Bioinformatics for understanding the genetics of antimicrobial resistance
Hear from Prof Sam Sheppard
As bacteria grow and replicate, random changes called mutations occur in genetic code leading to variations in the traits of different strains of bacteria. Bacteria with traits that protect against antimicrobials like antibiotic medicines are called resistant bacteria.
When bacterial populations are exposed to antimicrobial medicines, bacteria with protective traits are better able to survive and reproduce. This means more of their genes, which encode protective traits, are passed on to future generations of bacteria. This process is called natural selection, wherein resistant strains outcompete other strains without protective traits.
Understanding how genes change and mutate over time is essential to tackle the rise of antimicrobial-resistant pathogens.
Researchers at the IOI are developing bacterial genome databases, new bioinformatics approaches and performing large-scale analyses to understand resistance evolution and spread. These analyses are complemented with laboratory experiments which describe the molecular mechanisms underlying important bacterial traits. Ongoing research initiatives include:
- Global bacterial genome databases (PubMLST.org)

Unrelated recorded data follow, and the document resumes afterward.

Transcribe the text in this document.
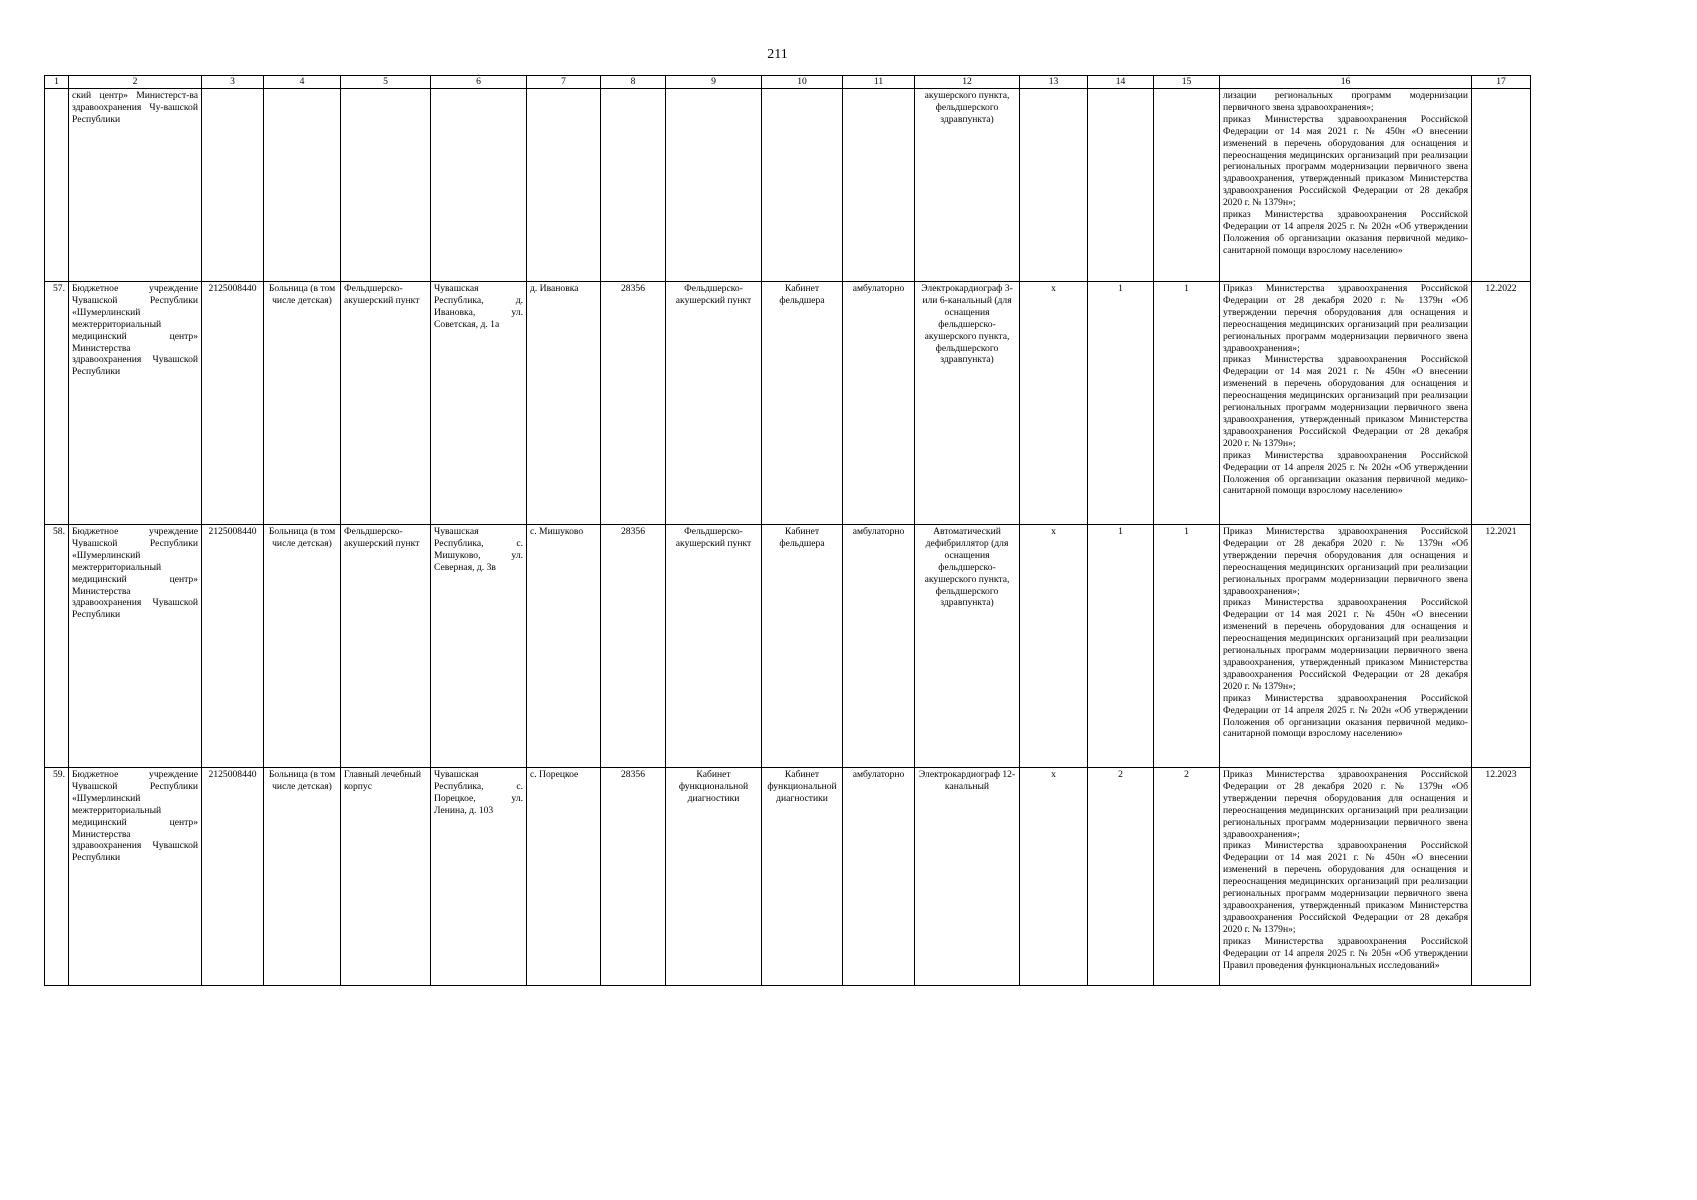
211
1	2	3	4	5	6	7	8	9	10	11	12	13	14	15	16	17
	ский центр» Министерст-ва здравоохранения Чу-вашской Республики										акушерского пункта, фельдшерского здравпункта)				лизации региональных программ модернизации первичного звена здравоохранения»;

приказ Министерства здравоохранения Российской Федерации от 14 мая 2021 г. № 450н «О внесении изменений в перечень оборудования для оснащения и переоснащения медицинских организаций при реализации региональных программ модернизации первичного звена здравоохранения, утвержденный приказом Министерства здравоохранения Российской Федерации от 28 декабря 2020 г. № 1379н»;

приказ Министерства здравоохранения Российской Федерации от 14 апреля 2025 г. № 202н «Об утверждении Положения об организации оказания первичной медико-санитарной помощи взрослому населению»	

57.	Бюджетное учреждение Чувашской Республики «Шумерлинский межтерриториальный медицинский центр» Министерства здравоохранения Чувашской Республики	2125008440	Больница (в том числе детская)	Фельдшерско-акушерский пункт	Чувашская Республика, д. Ивановка, ул. Советская, д. 1а	д. Ивановка	28356	Фельдшерско-акушерский пункт	Кабинет фельдшера	амбулаторно	Электрокардиограф 3- или 6-канальный (для оснащения фельдшерско-акушерского пункта, фельдшерского здравпункта)	x	1	1	Приказ Министерства здравоохранения Российской Федерации от 28 декабря 2020 г. № 1379н «Об утверждении перечня оборудования для оснащения и переоснащения медицинских организаций при реализации региональных программ модернизации первичного звена здравоохранения»;

приказ Министерства здравоохранения Российской Федерации от 14 мая 2021 г. № 450н «О внесении изменений в перечень оборудования для оснащения и переоснащения медицинских организаций при реализации региональных программ модернизации первичного звена здравоохранения, утвержденный приказом Министерства здравоохранения Российской Федерации от 28 декабря 2020 г. № 1379н»;

приказ Министерства здравоохранения Российской Федерации от 14 апреля 2025 г. № 202н «Об утверждении Положения об организации оказания первичной медико-санитарной помощи взрослому населению»	12.2022
58.	Бюджетное учреждение Чувашской Республики «Шумерлинский межтерриториальный медицинский центр» Министерства здравоохранения Чувашской Республики	2125008440	Больница (в том числе детская)	Фельдшерско-акушерский пункт	Чувашская Республика, с. Мишуково, ул. Северная, д. 3в	с. Мишуково	28356	Фельдшерско-акушерский пункт	Кабинет фельдшера	амбулаторно	Автоматический дефибриллятор (для оснащения фельдшерско-акушерского пункта, фельдшерского здравпункта)	x	1	1	Приказ Министерства здравоохранения Российской Федерации от 28 декабря 2020 г. № 1379н «Об утверждении перечня оборудования для оснащения и переоснащения медицинских организаций при реализации региональных программ модернизации первичного звена здравоохранения»;

приказ Министерства здравоохранения Российской Федерации от 14 мая 2021 г. № 450н «О внесении изменений в перечень оборудования для оснащения и переоснащения медицинских организаций при реализации региональных программ модернизации первичного звена здравоохранения, утвержденный приказом Министерства здравоохранения Российской Федерации от 28 декабря 2020 г. № 1379н»;

приказ Министерства здравоохранения Российской Федерации от 14 апреля 2025 г. № 202н «Об утверждении Положения об организации оказания первичной медико-санитарной помощи взрослому населению»	12.2021
59.	Бюджетное учреждение Чувашской Республики «Шумерлинский межтерриториальный медицинский центр» Министерства здравоохранения Чувашской Республики	2125008440	Больница (в том числе детская)	Главный лечебный корпус	Чувашская Республика, с. Порецкое, ул. Ленина, д. 103	с. Порецкое	28356	Кабинет функциональной диагностики	Кабинет функциональной диагностики	амбулаторно	Электрокардиограф 12-канальный	x	2	2	Приказ Министерства здравоохранения Российской Федерации от 28 декабря 2020 г. № 1379н «Об утверждении перечня оборудования для оснащения и переоснащения медицинских организаций при реализации региональных программ модернизации первичного звена здравоохранения»;

приказ Министерства здравоохранения Российской Федерации от 14 мая 2021 г. № 450н «О внесении изменений в перечень оборудования для оснащения и переоснащения медицинских организаций при реализации региональных программ модернизации первичного звена здравоохранения, утвержденный приказом Министерства здравоохранения Российской Федерации от 28 декабря 2020 г. № 1379н»;

приказ Министерства здравоохранения Российской Федерации от 14 апреля 2025 г. № 205н «Об утверждении Правил проведения функциональных исследований»	12.2023
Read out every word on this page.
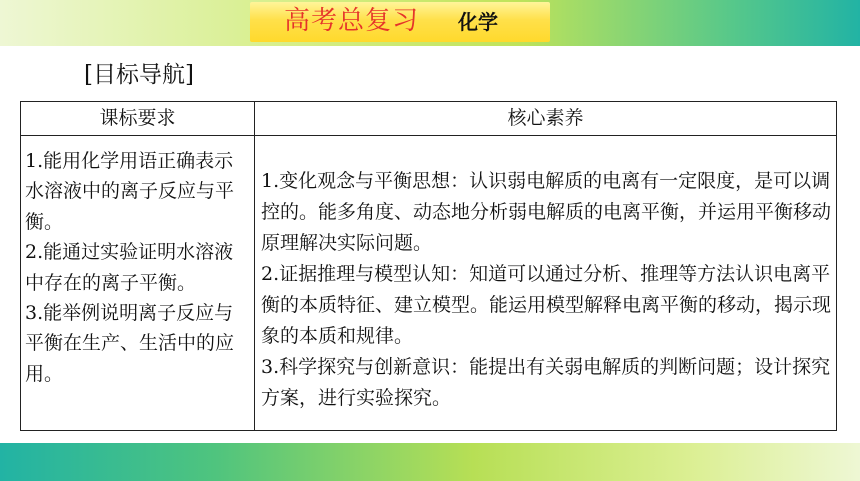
高考总复习 化学
[目标导航]
课标要求	核心素养

1.能用化学用语正确表示水溶液中的离子反应与平衡。

2.能通过实验证明水溶液中存在的离子平衡。

3.能举例说明离子反应与平衡在生产、生活中的应用。

1.变化观念与平衡思想：认识弱电解质的电离有一定限度，是可以调控的。能多角度、动态地分析弱电解质的电离平衡，并运用平衡移动原理解决实际问题。

2.证据推理与模型认知：知道可以通过分析、推理等方法认识电离平衡的本质特征、建立模型。能运用模型解释电离平衡的移动，揭示现象的本质和规律。

3.科学探究与创新意识：能提出有关弱电解质的判断问题；设计探究方案，进行实验探究。
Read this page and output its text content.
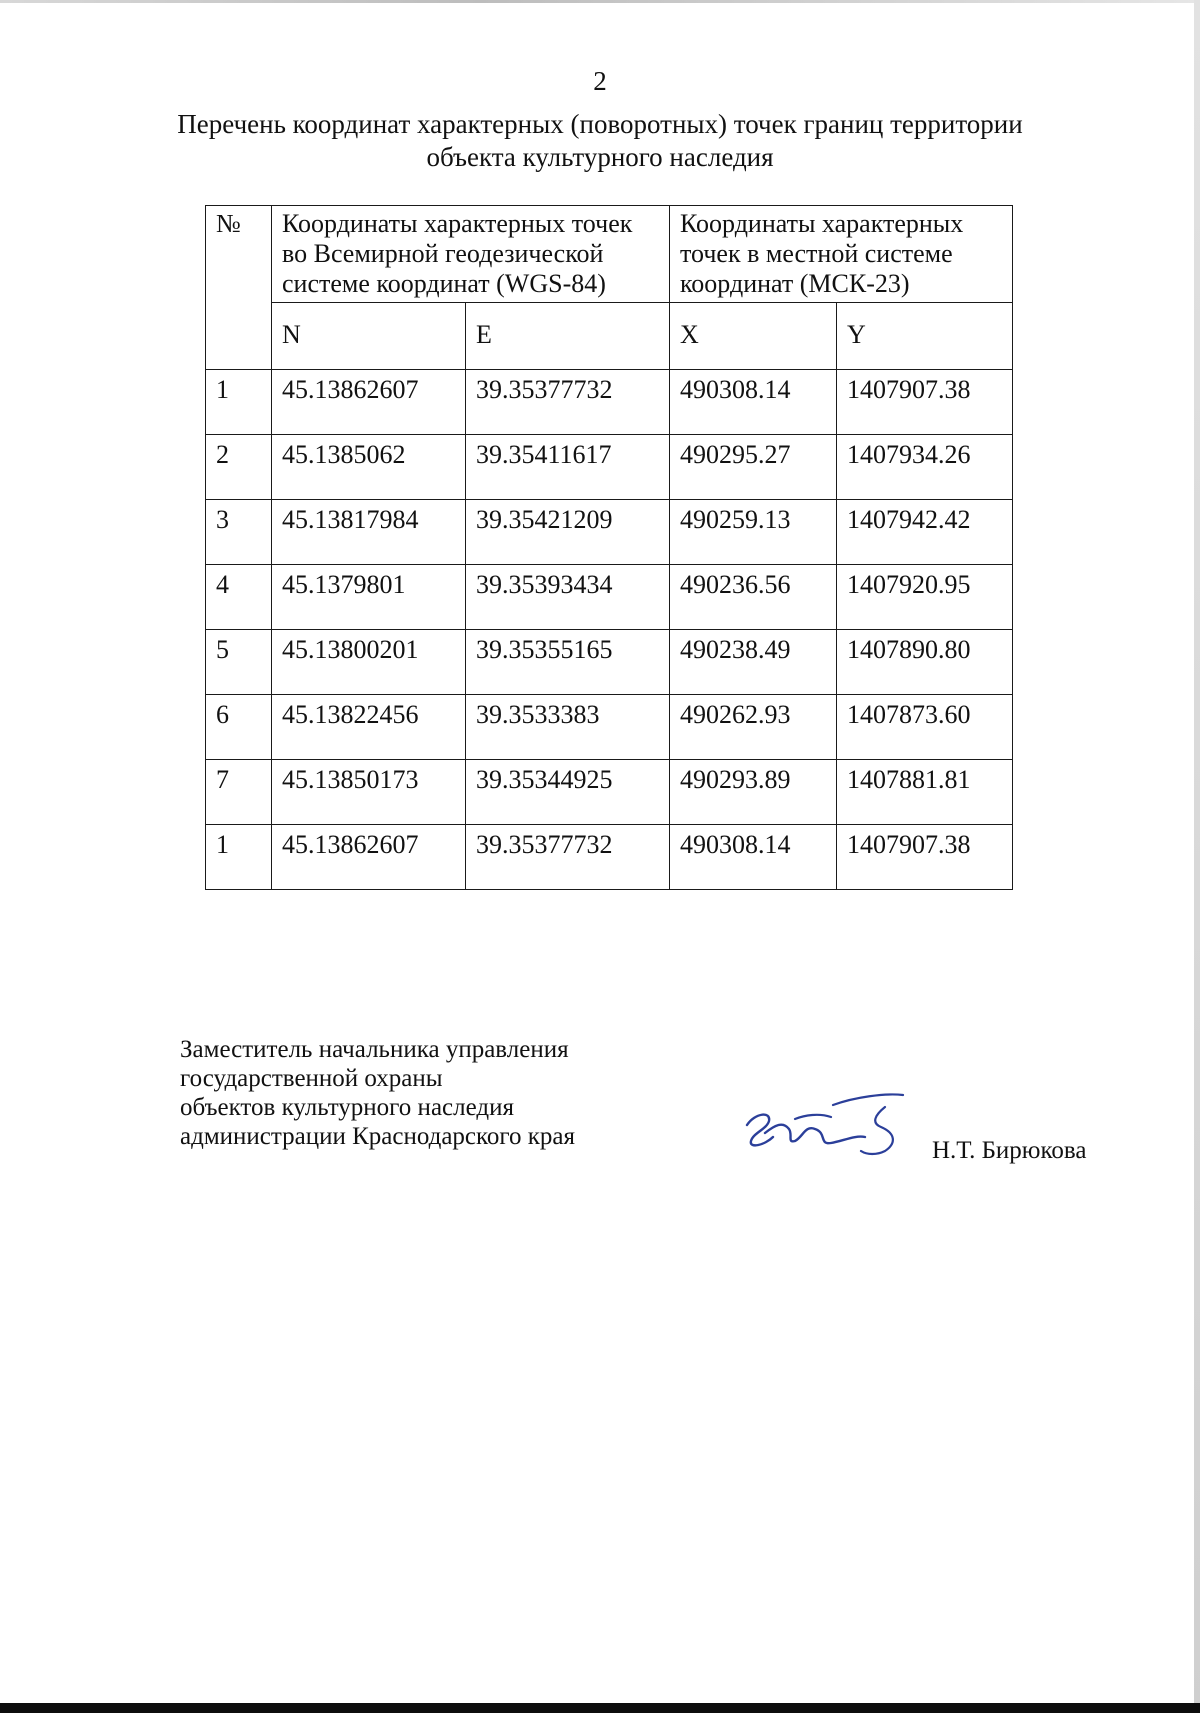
2
Перечень координат характерных (поворотных) точек границ территории
объекта культурного наследия
№	Координаты характерных точек во Всемирной геодезической системе координат (WGS-84)		Координаты характерных точек в местной системе координат (МСК-23)	
	N	E	X	Y
1	45.13862607	39.35377732	490308.14	1407907.38
2	45.1385062	39.35411617	490295.27	1407934.26
3	45.13817984	39.35421209	490259.13	1407942.42
4	45.1379801	39.35393434	490236.56	1407920.95
5	45.13800201	39.35355165	490238.49	1407890.80
6	45.13822456	39.3533383	490262.93	1407873.60
7	45.13850173	39.35344925	490293.89	1407881.81
1	45.13862607	39.35377732	490308.14	1407907.38
Заместитель начальника управления
государственной охраны
объектов культурного наследия
администрации Краснодарского края
Н.Т. Бирюкова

- High Performance Computing for ‘Big Data’ analysis
- Bioinformatics for understanding the genetics of trait variation
- Machine learning the emergence and spread of resistant strains and genes
- Artificial Intelligence for risk prediction
Technological advances bring new opportunities and challenges. IOI is harnessing the power of bioinformatics to understand the evolution of germs, genes and genomes. Armed with this knowledge we can target interventions aimed at reducing AMR.